Don’t tolerate crazy.

Think about how it would impact your relationships if you refused to keep tolerating other people’s crazy. You’d stop letting people cancel on you at the last minute. You’d have no tolerance at all for passive aggression (which I believe is straight from the enemy of our soul). You’d expect people to honor your time as you honor theirs. You wouldn’t let folks chronically complain about situations without challenging them to move forward. And when others are letting “crazy” make their decisions, you wouldn’t let southern politeness rob them of your deep concern for them. Doesn’t that sound like a much more sane way to live?

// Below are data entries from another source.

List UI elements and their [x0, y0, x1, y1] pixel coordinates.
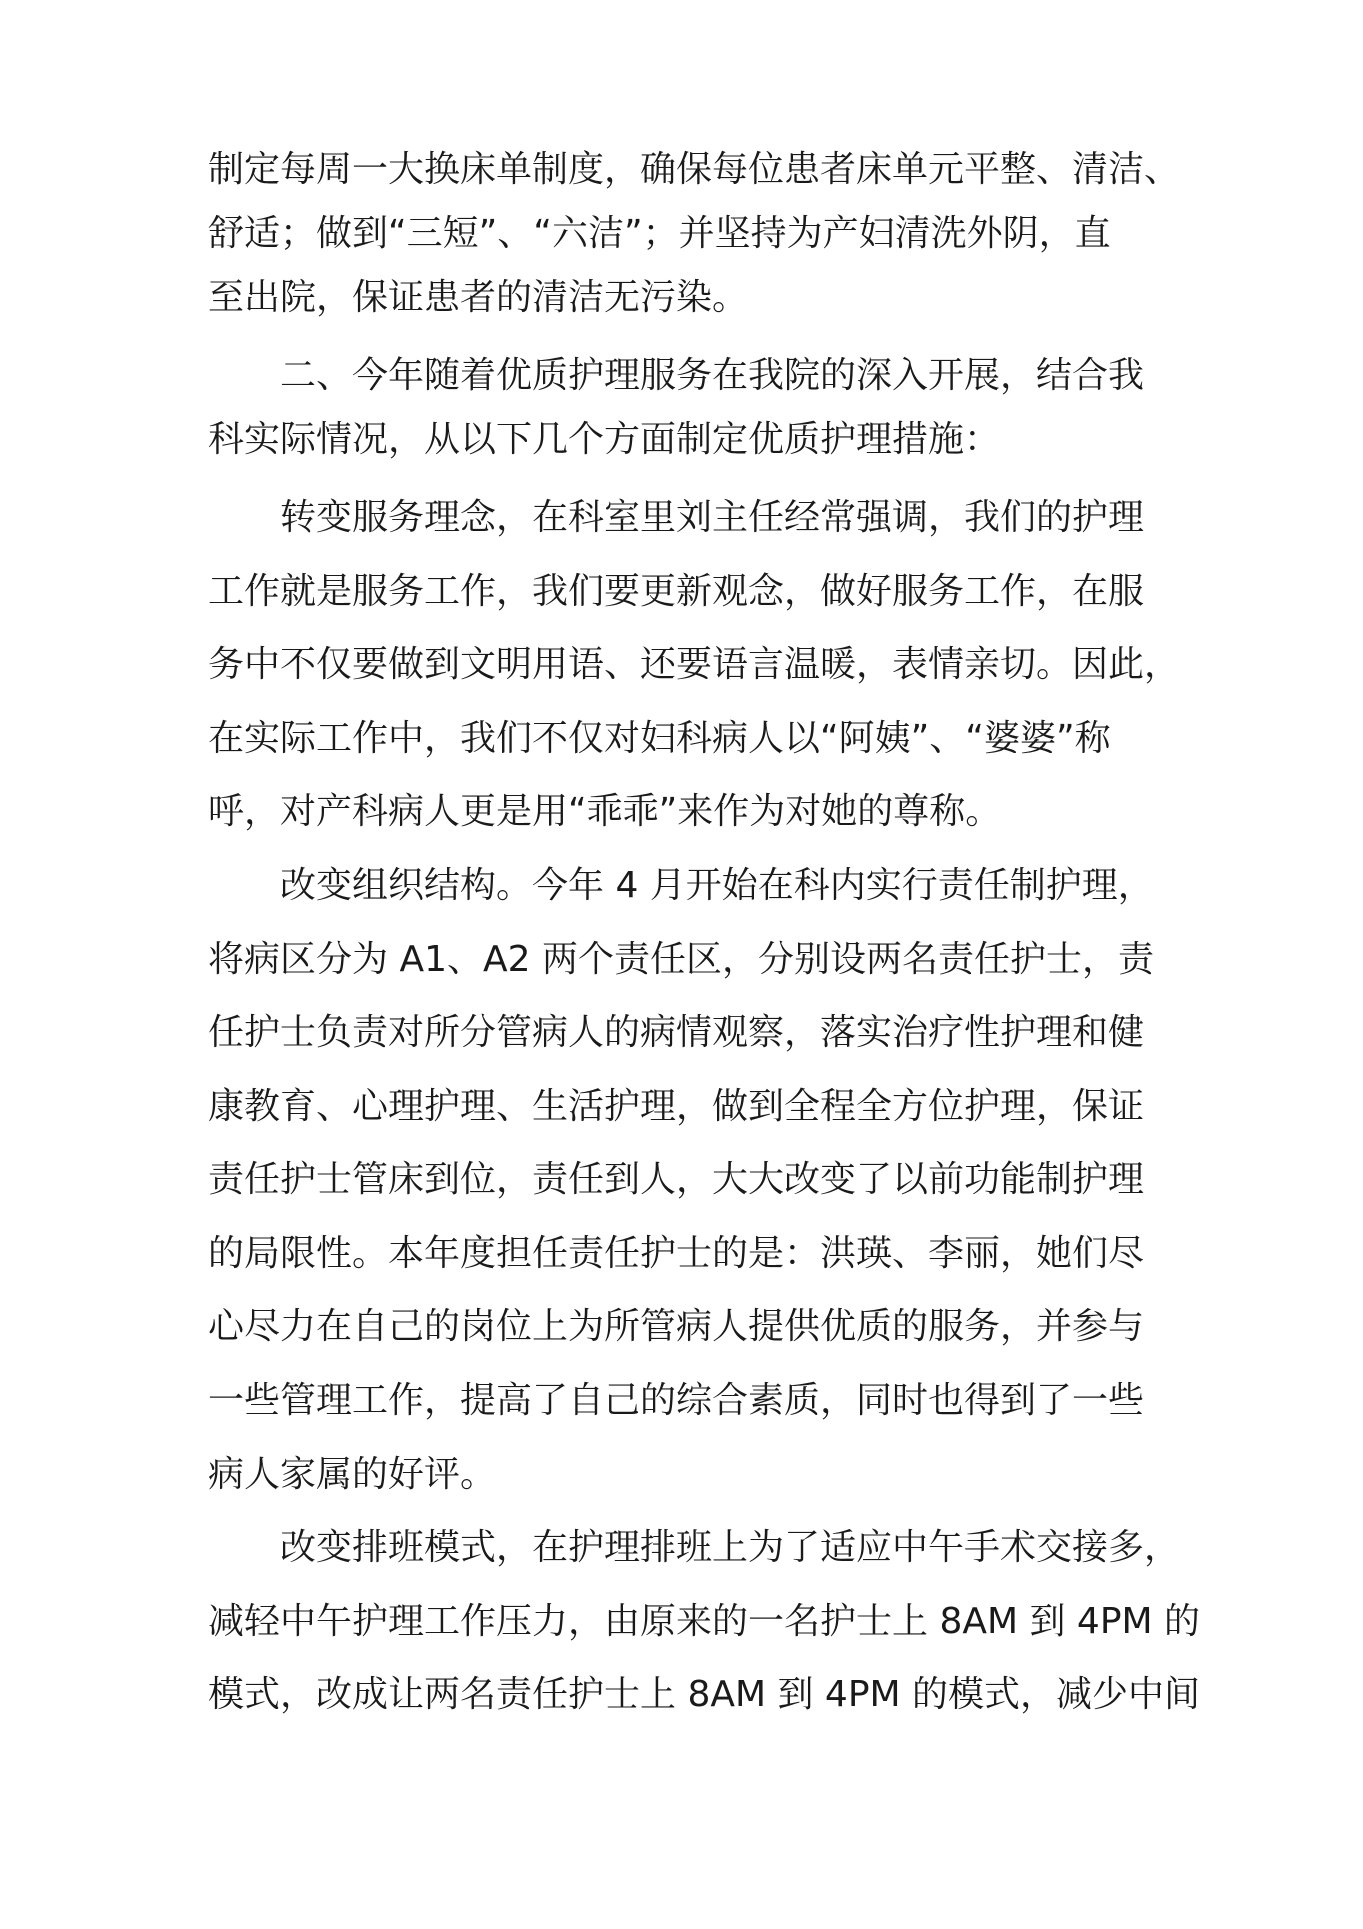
text-line: 的局限性。本年度担任责任护士的是：洪瑛、李丽，她们尽: [208, 1233, 1145, 1274]
text-line: 任护士负责对所分管病人的病情观察，落实治疗性护理和健: [208, 1012, 1145, 1053]
text-line: 模式，改成让两名责任护士上 8AM 到 4PM 的模式，减少中间: [208, 1674, 1201, 1715]
text-line: 心尽力在自己的岗位上为所管病人提供优质的服务，并参与: [208, 1306, 1145, 1347]
text-line: 减轻中午护理工作压力，由原来的一名护士上 8AM 到 4PM 的: [208, 1601, 1201, 1642]
text-line: 科实际情况，从以下几个方面制定优质护理措施：: [208, 419, 1001, 460]
text-line: 在实际工作中，我们不仅对妇科病人以“阿姨”、“婆婆”称: [208, 718, 1111, 759]
text-line: 病人家属的好评。: [208, 1454, 497, 1495]
text-line: 工作就是服务工作，我们要更新观念，做好服务工作，在服: [208, 571, 1145, 612]
paragraph-start-line: 改变组织结构。今年 4 月开始在科内实行责任制护理，: [280, 865, 1154, 906]
paragraph-start-line: 转变服务理念，在科室里刘主任经常强调，我们的护理: [280, 497, 1145, 538]
text-line: 责任护士管床到位，责任到人，大大改变了以前功能制护理: [208, 1159, 1145, 1200]
text-line: 制定每周一大换床单制度，确保每位患者床单元平整、清洁、: [208, 149, 1181, 190]
text-line: 务中不仅要做到文明用语、还要语言温暖，表情亲切。因此，: [208, 644, 1181, 685]
text-line: 舒适；做到“三短”、“六洁”；并坚持为产妇清洗外阴，直: [208, 213, 1111, 254]
text-line: 至出院，保证患者的清洁无污染。: [208, 277, 749, 318]
text-line: 将病区分为 A1、A2 两个责任区，分别设两名责任护士，责: [208, 939, 1154, 980]
text-line: 一些管理工作，提高了自己的综合素质，同时也得到了一些: [208, 1380, 1145, 1421]
paragraph-start-line: 改变排班模式，在护理排班上为了适应中午手术交接多，: [280, 1527, 1181, 1568]
text-line: 呼，对产科病人更是用“乖乖”来作为对她的尊称。: [208, 791, 1002, 832]
paragraph-start-line: 二、今年随着优质护理服务在我院的深入开展，结合我: [280, 355, 1145, 396]
text-line: 康教育、心理护理、生活护理，做到全程全方位护理，保证: [208, 1086, 1145, 1127]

Hear me on this: Care what happens to other people. Care deeply. Let your heart be broken for other people. But don’t tolerate crazy. Genuine, mature compassion will always cause us to care enough about a person’s sin that we’re motivated not to let them stay there. Love without accountability is a socially accepted form of abuse that malforms people spiritually.

Stop making excuses.

Paul the Apostle announced more than once that he was focused on the future. He’d say, “Forgetting what is behind (I strain) toward what is ahead …” That is a great mental posture to take toward life. “Forgetting what lies behind” is refusing regret a voice in our life. “Straining toward what is ahead” is putting processes in place that allow room for new habits. Straining toward what is ahead is deciding that what we thought was inconceivable is actually doable so we set goals, then we get accountability so we can stay with those goals.

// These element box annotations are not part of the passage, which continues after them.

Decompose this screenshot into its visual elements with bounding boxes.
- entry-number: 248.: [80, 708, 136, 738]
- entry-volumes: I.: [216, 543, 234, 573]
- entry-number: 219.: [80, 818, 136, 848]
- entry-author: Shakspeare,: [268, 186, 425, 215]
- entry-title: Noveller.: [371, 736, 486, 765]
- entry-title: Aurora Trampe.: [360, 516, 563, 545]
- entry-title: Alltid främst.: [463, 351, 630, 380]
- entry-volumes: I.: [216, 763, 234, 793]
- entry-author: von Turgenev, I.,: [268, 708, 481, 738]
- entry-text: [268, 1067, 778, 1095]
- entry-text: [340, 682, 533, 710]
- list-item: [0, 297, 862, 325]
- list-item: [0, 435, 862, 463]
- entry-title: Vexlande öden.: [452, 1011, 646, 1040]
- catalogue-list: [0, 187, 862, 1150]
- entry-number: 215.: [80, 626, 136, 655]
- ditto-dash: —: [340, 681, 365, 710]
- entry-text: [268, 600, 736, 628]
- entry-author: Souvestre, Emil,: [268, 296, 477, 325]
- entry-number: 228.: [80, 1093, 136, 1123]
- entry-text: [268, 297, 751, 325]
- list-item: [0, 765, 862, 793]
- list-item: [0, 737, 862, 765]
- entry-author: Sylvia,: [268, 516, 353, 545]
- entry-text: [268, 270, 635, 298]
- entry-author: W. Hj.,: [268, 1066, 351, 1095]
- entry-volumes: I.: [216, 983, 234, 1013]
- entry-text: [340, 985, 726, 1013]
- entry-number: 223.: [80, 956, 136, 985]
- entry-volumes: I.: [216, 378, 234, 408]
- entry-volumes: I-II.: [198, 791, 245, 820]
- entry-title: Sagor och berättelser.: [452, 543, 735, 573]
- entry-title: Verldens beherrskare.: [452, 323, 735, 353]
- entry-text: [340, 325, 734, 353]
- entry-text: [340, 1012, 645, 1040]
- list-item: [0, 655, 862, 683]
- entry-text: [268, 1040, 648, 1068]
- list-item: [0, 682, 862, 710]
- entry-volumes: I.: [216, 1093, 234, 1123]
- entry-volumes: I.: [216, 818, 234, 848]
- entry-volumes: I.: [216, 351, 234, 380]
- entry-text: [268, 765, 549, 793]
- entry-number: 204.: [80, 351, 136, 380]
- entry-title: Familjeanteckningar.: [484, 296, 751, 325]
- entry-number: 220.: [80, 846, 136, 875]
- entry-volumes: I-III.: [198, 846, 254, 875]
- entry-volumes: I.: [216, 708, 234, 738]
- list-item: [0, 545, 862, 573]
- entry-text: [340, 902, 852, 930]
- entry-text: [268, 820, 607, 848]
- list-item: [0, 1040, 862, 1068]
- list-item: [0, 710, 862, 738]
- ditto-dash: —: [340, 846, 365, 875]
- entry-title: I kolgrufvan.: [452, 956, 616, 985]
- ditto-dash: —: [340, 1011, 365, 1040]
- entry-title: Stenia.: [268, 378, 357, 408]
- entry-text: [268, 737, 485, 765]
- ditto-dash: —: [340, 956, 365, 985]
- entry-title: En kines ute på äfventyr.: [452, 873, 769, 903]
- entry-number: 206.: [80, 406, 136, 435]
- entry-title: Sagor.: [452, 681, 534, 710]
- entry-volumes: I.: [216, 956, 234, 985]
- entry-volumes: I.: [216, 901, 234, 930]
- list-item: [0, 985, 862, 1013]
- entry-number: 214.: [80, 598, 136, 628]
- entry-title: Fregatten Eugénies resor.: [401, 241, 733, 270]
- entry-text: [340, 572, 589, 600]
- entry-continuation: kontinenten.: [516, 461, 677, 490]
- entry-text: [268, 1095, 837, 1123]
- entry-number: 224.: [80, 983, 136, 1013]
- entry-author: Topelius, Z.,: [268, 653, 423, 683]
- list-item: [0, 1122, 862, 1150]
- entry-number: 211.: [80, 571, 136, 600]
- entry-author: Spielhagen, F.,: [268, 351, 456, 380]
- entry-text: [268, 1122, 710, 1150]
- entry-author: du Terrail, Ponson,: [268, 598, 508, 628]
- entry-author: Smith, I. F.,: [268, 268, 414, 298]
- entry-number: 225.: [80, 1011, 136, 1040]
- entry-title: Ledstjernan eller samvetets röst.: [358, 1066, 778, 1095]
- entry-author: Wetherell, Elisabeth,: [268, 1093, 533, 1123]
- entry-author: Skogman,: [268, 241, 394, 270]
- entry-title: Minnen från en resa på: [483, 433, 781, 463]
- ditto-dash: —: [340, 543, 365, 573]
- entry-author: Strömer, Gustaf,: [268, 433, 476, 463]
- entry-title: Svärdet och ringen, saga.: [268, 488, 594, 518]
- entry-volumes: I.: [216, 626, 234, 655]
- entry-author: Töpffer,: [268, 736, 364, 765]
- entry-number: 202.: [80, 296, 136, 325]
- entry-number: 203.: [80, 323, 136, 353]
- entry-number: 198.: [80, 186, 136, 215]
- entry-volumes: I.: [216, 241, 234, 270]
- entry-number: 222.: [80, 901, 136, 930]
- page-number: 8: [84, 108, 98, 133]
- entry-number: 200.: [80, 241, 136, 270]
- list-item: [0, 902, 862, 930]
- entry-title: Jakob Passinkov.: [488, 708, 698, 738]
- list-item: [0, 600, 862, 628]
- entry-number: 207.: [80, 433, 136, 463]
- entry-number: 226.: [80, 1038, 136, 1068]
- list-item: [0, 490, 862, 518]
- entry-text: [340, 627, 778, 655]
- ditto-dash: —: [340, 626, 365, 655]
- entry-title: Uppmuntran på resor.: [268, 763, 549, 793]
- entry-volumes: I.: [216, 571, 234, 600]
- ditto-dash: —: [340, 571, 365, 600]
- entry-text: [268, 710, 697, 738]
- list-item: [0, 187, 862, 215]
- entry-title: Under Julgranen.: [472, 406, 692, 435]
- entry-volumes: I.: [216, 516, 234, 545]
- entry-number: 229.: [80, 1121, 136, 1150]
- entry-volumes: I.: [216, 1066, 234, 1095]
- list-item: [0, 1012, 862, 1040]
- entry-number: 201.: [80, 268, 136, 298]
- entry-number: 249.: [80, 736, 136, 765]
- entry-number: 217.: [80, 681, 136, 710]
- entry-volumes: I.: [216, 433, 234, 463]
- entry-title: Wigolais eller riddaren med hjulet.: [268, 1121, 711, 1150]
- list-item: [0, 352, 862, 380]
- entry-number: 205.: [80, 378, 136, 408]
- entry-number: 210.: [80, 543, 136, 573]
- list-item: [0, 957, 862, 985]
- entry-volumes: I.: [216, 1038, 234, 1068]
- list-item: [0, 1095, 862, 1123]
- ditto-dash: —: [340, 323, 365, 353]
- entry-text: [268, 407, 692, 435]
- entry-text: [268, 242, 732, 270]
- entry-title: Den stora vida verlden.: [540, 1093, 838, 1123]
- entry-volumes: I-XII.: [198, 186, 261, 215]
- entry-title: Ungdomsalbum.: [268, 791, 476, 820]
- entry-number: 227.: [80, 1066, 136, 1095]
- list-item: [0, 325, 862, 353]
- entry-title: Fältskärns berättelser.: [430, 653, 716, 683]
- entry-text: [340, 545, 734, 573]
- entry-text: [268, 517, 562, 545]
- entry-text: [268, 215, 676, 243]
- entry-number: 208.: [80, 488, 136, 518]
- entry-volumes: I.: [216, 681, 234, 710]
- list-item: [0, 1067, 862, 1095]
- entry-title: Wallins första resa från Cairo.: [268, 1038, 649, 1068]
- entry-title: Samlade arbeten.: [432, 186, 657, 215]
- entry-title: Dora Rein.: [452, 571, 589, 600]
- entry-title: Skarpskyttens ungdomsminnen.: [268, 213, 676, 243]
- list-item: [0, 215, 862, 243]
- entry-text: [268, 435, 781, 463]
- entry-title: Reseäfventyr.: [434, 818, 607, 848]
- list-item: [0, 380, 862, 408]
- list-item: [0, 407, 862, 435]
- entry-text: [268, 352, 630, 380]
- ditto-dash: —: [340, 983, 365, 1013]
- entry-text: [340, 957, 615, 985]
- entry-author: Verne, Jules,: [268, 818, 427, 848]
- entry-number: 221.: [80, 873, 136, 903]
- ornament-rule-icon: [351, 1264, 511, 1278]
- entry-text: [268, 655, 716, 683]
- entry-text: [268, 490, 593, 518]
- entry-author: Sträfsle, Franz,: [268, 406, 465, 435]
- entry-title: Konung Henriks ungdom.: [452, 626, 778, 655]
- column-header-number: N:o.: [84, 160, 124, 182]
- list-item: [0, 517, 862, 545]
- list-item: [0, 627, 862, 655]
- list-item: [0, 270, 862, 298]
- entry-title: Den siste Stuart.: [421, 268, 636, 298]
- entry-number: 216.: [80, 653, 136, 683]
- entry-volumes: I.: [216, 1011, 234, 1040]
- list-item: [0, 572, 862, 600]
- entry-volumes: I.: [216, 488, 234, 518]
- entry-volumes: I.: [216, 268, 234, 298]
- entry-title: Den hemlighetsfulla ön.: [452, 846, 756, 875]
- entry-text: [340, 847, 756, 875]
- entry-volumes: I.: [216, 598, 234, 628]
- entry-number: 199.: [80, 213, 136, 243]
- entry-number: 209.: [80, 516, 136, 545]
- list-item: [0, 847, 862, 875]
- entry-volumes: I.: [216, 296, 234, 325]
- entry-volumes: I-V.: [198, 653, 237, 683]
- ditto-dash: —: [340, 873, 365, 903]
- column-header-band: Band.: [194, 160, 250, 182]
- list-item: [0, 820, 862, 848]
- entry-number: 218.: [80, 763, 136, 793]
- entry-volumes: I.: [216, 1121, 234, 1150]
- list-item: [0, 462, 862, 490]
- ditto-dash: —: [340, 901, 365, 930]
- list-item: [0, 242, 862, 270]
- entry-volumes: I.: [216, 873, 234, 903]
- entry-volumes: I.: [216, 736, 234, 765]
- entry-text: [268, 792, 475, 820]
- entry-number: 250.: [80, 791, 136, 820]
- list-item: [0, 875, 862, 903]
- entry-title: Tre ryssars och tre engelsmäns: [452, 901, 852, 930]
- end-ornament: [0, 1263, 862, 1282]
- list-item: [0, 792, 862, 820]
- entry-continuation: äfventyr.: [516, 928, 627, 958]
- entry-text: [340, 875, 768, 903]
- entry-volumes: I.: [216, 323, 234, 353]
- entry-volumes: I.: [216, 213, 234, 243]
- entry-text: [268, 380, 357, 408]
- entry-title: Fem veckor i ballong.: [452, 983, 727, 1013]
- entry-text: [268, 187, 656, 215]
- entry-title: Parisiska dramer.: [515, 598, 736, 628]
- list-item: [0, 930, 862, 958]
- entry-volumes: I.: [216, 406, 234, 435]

Accountability is committing to transformation. After all, Jesus didn’t come into his ministry saying, “Talk about your junk and believe, for the Kingdom of Heaven is near.” He said, “Repent and believe.” In other words, own your junk and move on.

Decide not to be lazy. 

I don’t know who said it first, but I like this: “Discipline is choosing between what I want now and what I want most.” The answer to that inner wrestling between what we want now and what we want most is best answered with discipline. As Kevin Watson says, “Some things need to be predictable.” If what I want most requires a change in my life and a commitment to daily discipline, then I have some choices to make and the first choice may be to stop being lazy.

Stop having good ideas.

Disciplines are for people who have too many distractions, so here’s my wisdom for myself and anyone else who fits this category: stop chasing good ideas and start pursuing disciplines. Disciplines keep us from distractions that aren’t meant for us, while chasing every good idea will only keep us in mental chaos and rob us of rest.

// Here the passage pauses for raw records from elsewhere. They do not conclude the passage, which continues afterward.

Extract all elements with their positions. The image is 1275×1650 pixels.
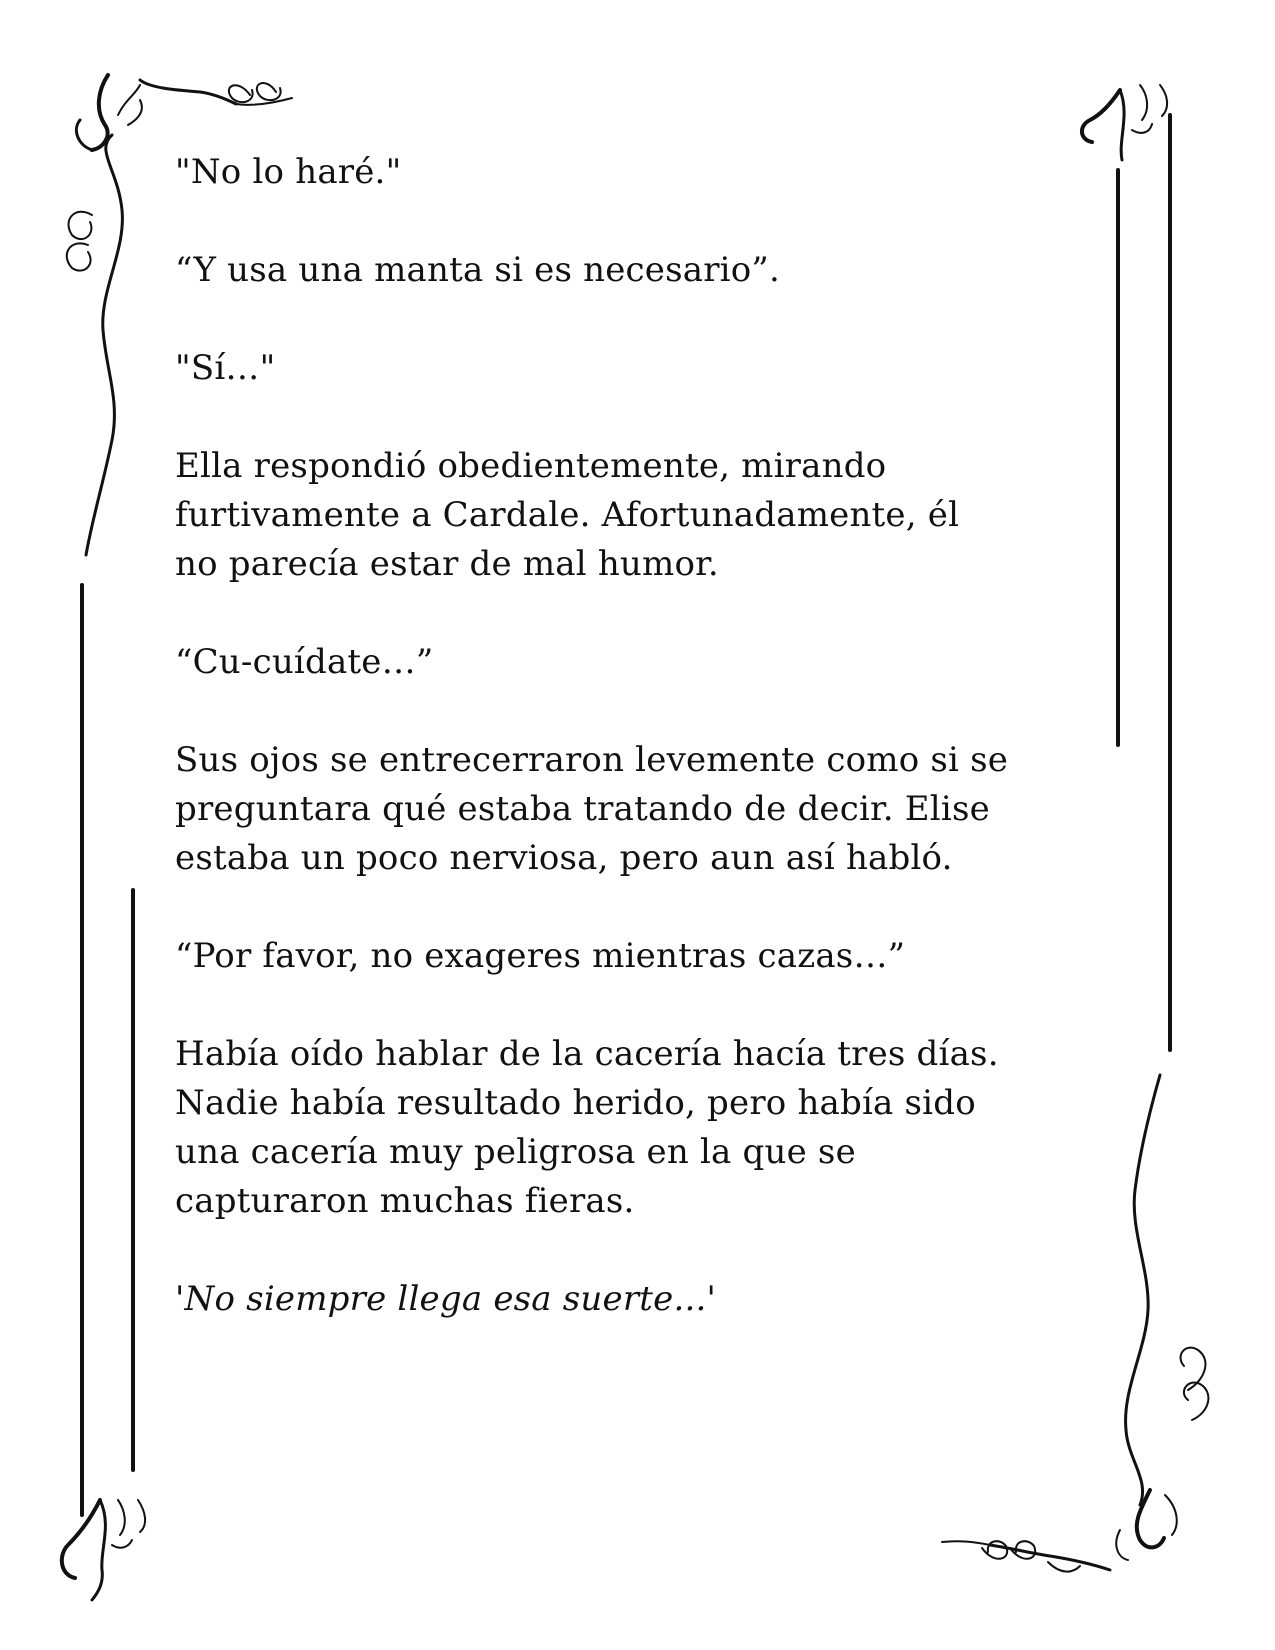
paragraph-dialogue-4: “Cu-cuídate…”: [175, 642, 434, 682]
paragraph-narration-3: Había oído hablar de la cacería hacía tres días. Nadie había resultado herido, pero había sido una cacería muy peligrosa en la que se capturaron muchas fieras.: [175, 1034, 999, 1221]
paragraph-narration-1: Ella respondió obedientemente, mirando furtivamente a Cardale. Afortunadamente, él no parecía estar de mal humor.: [175, 446, 960, 584]
paragraph-thought: 'No siempre llega esa suerte...': [175, 1279, 717, 1319]
paragraph-narration-2: Sus ojos se entrecerraron levemente como si se preguntara qué estaba tratando de decir. Elise estaba un poco nerviosa, pero aun así habló.: [175, 740, 1009, 878]
paragraph-dialogue-1: "No lo haré.": [175, 152, 402, 192]
story-text: [175, 148, 1115, 1373]
flourish-bottom-left: [62, 1500, 145, 1600]
paragraph-dialogue-3: "Sí…": [175, 348, 276, 388]
paragraph-dialogue-5: “Por favor, no exageres mientras cazas…”: [175, 936, 906, 976]
paragraph-dialogue-2: “Y usa una manta si es necesario”.: [175, 250, 781, 290]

Get yourself an external hard drive.

If you want to breed more sanity into your life, find someone who will speak prophetically (which means, “honestly, hopefully, and spiritually”) into your life. To grow spiritually, you need someone external to yourself who will not be polite, who will not tolerate your crazy, who will not ignore your lazy, who will challenge your bottomless capacity for good ideas, and who will tell you what is sane and moral and biblical.

So here’s the real point to this whole post: To breed sanity is to be disciplined, and to be disciplined is to be in community. My friends, this is how we get back to the other side of Genesis 3. We learn to lean into each other in community and we get serious about serving one other from a loving, honest, holy place.